Histogram Implementation:

// Distribution tracking
private readonly apiRequestDuration: Histogram<string>;
this.apiRequestDuration.labels(method, route, status).observe(duration);

Label Strategy

Comprehensive labeling strategy for flexible querying:

Request Labels:

  • method: HTTP method (GET, POST, PUT, DELETE)
  • route: API endpoint path for specific endpoint analysis
  • status: HTTP status code for error categorization

User Analytics Labels:

  • browser_family: Browser type for client analysis
  • referer_domain: Traffic source for marketing analytics
  • mobile_request/web_request: Platform categorization

Performance Optimization

Metrics collection is optimized for minimal performance impact:

Optimization Strategies:

  • Asynchronous Processing: Metrics recorded on response completion
  • Efficient Labeling: Strategic label usage to prevent cardinality explosion
  • Memory Management: Proper metric cleanup and resource management
  • Sampling Strategy: Configurable sampling for high-traffic scenarios

Best Practices

Metric Design Principles

Strategic metric design ensures actionable insights:

Metric Selection:

  • Business Relevance: Metrics aligned with business objectives and SLAs
  • Actionable Data: Metrics that drive operational decisions and improvements
  • Performance Impact: Minimal overhead metric collection and processing
  • Cardinality Management: Controlled label combinations to prevent storage issues

Monitoring Strategy

Comprehensive monitoring approach for proactive system management:

Monitoring Hierarchy:

  • Real-time Alerts: Critical issues requiring immediate attention
  • Trend Analysis: Long-term performance pattern identification
  • Capacity Planning: Resource utilization forecasting and optimization
  • User Experience: Client-side performance impact assessment

Alert Management

Effective alerting strategy prevents alert fatigue and ensures rapid response:

Alert Design:

  • Threshold Tuning: Data-driven alert threshold configuration
  • Alert Grouping: Related alert consolidation to prevent notification flooding
  • Escalation Policies: Clear escalation paths for different severity levels
  • Documentation: Detailed runbooks for alert response and resolution

Conclusion

The Metrics module provides a comprehensive monitoring and observability foundation for the Comdeall platform.
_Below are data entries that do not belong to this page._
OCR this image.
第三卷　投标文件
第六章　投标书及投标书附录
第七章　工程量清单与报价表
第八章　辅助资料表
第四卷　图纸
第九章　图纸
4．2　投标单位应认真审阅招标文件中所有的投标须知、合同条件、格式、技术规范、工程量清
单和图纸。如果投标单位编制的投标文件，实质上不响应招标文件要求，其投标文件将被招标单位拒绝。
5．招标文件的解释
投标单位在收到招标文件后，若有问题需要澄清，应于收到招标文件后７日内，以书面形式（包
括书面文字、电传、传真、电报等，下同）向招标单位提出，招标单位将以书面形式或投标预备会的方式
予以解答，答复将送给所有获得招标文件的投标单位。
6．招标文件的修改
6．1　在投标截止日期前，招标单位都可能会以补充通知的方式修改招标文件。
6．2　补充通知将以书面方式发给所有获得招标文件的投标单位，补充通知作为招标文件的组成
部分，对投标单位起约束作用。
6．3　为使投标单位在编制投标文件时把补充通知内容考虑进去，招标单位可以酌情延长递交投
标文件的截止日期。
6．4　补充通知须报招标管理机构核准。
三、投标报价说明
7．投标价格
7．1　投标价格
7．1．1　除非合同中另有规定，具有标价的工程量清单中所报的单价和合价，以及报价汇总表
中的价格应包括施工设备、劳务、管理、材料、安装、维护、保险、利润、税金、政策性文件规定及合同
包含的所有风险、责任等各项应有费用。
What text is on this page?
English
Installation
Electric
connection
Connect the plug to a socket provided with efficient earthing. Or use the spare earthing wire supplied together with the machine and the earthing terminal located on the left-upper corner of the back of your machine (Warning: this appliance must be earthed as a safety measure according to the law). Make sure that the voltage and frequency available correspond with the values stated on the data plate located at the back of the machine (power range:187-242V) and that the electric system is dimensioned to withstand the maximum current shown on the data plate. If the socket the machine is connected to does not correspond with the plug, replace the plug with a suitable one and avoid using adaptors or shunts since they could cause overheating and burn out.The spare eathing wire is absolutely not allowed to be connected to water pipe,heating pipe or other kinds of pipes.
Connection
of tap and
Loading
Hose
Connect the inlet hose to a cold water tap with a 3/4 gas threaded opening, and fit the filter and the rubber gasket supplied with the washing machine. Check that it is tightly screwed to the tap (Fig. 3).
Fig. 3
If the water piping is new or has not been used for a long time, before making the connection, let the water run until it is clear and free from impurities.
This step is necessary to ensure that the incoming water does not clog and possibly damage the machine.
Key strengths include:

Comprehensive Coverage:

  • Application Performance: End-to-end request tracking with detailed analytics
  • User Behavior: Client usage patterns and traffic source analysis
  • System Health: Real-time system resource and performance monitoring
  • Business Metrics: Custom metrics aligned with business objectives

Production-Ready Integration:

  • Prometheus Compatibility: Industry-standard metrics format and collection
  • Grafana Dashboard Support: Real-time visualization and alerting capabilities
  • Automated Alerting: Proactive issue detection and notification systems
  • Performance Optimized: Minimal overhead metric collection and processing

Operational Excellence:

  • Real-time Insights: Live performance monitoring and issue detection
  • Historical Analysis: Trend identification and capacity planning support
  • Actionable Alerts: Targeted notifications with clear resolution guidance
  • Scalable Architecture: Supports high-traffic scenarios with efficient processing

The module's architecture enables data-driven decision making, proactive system management, and optimal user experience through comprehensive monitoring and alerting capabilities essential for production-grade applications serving the child development and therapy management platform.